Это была моя «Бойня». Дежурный читал её тайком, под столом. И наверняка, не помнил фамилии автора.
Хотя на обороте перелета было моё фото. Я подписал. И спросил:
— Протокол тоже на память?
— Протокол вам, Юрий Дмитриевич! Может, этот эпизодик в какой-нибудь романчик вставите, а? Только тогда нас не забудьте, ладно? — он крепко пожал мне руку, выпуская из-под замка.
— А как же игла с ядом кураре? Её куда?! — поинтересовался дежурный, печально глядя вовсе не на иглу, а на книгу, которую у него зажилил шеф. — С иглой как?
— Засунь её себе в жопу, — посоветовал солидный.
— А вам спасибо! Просто огромное спасибо! — он ещё раз пожал мне руку двумя своими крепкими ручищами. — За ваше творчество! Я после ваших книг даже как-то чище делаюсь и духовнее… скоро, видно, в бога уверую…

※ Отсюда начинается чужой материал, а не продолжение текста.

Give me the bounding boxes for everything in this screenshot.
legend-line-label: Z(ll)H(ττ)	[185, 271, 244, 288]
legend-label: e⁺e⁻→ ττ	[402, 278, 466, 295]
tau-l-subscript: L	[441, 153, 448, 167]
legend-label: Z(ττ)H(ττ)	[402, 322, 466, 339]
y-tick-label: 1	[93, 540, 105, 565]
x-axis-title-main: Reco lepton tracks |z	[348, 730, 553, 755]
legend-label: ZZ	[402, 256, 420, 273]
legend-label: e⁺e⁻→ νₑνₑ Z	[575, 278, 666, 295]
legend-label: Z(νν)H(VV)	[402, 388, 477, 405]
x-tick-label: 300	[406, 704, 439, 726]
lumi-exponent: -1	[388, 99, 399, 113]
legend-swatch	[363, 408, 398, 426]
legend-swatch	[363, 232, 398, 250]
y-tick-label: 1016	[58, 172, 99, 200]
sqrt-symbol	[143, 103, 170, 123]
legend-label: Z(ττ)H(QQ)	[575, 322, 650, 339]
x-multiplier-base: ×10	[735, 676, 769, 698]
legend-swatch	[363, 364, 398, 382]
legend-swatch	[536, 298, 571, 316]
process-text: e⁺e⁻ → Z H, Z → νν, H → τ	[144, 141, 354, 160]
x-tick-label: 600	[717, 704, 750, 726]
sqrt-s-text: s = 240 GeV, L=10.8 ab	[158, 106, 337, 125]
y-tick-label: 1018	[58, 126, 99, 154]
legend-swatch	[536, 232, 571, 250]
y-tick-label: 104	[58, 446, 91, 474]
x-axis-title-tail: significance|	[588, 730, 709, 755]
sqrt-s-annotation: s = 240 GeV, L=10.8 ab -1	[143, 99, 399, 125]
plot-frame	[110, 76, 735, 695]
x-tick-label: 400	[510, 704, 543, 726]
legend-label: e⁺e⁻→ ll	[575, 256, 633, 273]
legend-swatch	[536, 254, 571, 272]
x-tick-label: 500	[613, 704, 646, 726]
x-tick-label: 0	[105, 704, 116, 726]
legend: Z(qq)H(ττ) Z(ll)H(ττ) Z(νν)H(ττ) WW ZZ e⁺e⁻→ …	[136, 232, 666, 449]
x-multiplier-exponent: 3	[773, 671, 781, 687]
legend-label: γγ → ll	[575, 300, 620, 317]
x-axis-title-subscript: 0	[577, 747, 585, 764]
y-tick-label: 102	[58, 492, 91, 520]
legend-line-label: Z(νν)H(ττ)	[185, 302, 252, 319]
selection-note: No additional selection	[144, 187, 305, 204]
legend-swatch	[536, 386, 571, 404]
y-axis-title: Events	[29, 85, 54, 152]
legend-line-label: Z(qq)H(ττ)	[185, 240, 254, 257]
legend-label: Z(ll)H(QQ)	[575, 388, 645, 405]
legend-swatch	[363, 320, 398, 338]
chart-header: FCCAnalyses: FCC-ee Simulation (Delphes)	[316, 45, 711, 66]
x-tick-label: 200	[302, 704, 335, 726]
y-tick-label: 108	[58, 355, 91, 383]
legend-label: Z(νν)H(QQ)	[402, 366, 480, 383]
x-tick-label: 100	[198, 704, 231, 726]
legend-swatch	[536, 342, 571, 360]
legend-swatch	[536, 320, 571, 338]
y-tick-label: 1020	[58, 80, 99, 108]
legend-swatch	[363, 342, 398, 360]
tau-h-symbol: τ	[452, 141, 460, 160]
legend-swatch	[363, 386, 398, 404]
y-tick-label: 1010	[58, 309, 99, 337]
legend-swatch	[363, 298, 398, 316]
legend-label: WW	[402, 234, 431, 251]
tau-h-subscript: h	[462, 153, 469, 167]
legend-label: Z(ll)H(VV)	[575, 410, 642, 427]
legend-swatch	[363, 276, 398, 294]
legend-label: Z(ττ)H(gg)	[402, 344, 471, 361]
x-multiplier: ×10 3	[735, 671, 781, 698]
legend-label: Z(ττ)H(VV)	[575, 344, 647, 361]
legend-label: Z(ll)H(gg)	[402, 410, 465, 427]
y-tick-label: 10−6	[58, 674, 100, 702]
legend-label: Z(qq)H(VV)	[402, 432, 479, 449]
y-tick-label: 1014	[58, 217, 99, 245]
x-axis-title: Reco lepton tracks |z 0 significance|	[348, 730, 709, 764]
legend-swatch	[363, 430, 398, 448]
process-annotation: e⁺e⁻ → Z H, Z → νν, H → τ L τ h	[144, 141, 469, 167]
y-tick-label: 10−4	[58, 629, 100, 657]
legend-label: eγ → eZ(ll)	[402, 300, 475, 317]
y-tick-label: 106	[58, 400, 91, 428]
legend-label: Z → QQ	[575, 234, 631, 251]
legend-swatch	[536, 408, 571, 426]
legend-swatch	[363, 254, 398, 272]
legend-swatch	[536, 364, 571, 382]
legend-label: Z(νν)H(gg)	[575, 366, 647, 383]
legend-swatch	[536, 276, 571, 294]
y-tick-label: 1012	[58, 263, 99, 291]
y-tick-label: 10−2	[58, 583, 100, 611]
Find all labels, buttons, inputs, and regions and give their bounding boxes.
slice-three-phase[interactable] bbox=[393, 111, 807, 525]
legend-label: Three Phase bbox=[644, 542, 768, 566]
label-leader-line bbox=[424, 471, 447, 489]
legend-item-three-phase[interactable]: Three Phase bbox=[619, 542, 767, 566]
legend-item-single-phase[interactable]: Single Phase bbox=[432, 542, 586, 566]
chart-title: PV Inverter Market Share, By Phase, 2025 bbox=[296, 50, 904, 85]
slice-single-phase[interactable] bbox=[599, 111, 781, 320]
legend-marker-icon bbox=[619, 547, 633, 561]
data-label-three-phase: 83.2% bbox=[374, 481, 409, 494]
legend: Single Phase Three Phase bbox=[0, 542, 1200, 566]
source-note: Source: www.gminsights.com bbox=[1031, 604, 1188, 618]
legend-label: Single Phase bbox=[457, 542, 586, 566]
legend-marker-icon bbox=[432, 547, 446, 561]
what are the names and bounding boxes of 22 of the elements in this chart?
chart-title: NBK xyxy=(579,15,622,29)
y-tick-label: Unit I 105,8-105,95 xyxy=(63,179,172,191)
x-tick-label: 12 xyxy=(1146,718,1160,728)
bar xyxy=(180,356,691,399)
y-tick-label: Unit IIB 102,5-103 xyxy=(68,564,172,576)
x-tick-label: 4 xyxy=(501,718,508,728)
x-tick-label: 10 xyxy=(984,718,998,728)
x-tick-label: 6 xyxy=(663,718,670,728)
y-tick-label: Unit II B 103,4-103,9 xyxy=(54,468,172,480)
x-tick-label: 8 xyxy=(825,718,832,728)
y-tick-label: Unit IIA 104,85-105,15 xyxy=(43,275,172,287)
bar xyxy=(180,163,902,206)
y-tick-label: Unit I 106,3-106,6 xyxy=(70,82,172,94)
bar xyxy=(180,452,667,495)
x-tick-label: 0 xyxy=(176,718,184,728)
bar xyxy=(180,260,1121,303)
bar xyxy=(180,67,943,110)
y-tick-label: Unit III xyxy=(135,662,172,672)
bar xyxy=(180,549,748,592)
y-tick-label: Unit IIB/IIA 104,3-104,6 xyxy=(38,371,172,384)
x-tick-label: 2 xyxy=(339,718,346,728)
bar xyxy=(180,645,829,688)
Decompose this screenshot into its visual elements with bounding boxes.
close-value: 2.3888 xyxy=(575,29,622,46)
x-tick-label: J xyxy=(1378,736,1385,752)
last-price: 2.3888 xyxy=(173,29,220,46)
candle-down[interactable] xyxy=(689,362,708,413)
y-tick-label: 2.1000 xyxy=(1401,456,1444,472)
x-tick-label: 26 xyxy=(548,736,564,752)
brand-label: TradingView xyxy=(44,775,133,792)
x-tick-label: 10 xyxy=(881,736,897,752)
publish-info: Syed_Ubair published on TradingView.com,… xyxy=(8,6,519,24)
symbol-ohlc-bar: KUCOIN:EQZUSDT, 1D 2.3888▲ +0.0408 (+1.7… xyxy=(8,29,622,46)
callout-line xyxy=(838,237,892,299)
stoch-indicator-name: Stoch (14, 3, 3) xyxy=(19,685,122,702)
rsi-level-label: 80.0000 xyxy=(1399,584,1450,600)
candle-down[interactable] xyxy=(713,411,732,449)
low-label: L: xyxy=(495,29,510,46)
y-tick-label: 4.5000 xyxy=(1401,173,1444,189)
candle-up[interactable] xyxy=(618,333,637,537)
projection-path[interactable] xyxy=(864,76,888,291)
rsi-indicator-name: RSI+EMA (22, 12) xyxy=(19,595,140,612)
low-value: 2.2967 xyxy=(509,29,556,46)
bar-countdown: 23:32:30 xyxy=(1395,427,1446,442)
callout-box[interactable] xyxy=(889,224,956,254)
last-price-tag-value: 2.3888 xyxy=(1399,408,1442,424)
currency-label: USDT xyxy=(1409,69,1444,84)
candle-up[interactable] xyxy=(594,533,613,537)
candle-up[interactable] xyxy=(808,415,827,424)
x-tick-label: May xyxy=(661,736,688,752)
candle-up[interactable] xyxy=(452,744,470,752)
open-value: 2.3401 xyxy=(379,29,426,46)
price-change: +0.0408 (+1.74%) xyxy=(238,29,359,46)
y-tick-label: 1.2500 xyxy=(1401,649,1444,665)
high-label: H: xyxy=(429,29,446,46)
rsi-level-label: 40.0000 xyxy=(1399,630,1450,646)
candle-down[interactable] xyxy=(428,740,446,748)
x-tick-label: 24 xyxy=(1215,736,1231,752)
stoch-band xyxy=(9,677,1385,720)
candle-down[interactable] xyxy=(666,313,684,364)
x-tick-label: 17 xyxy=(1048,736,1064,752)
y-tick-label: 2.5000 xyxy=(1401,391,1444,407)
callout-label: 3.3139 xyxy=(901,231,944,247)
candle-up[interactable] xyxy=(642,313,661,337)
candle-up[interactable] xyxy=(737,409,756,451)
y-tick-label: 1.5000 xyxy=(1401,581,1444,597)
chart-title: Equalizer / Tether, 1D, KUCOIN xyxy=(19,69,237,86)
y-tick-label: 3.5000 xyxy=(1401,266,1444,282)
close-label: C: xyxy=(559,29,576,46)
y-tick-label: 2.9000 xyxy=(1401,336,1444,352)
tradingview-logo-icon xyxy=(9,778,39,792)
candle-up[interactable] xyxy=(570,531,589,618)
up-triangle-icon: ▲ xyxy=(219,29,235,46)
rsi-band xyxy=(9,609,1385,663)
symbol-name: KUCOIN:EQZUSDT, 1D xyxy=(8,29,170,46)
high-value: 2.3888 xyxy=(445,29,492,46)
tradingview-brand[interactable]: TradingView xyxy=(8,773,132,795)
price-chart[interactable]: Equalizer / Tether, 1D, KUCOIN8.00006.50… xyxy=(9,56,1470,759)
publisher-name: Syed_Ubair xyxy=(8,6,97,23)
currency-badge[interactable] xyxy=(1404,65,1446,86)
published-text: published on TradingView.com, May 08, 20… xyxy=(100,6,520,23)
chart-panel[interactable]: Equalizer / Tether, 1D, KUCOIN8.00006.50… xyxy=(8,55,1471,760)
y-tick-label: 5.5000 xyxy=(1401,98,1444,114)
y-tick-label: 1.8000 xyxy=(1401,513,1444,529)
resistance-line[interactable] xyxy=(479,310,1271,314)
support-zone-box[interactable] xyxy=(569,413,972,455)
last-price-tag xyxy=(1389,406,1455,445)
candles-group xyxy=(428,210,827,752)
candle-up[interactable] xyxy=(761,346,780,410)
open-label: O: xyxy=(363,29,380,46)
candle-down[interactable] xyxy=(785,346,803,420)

— Да нет тому меня ничего про бога, — открестился я. Но он замотал головой, явно намекая, что умеет читать между строк.
— И ещё вам спасибо огромное за одно доброе и нужное государственное дело, просто земной поклон!
— Это ещё за что? — не понял. Солидный замялся. Но потом разъяснил:
— Да мы тут один департамент, понимаете, сокращать намеревались… да как-то всё не знали как подойти к делу… В общем, вы нам очень и очень помогли!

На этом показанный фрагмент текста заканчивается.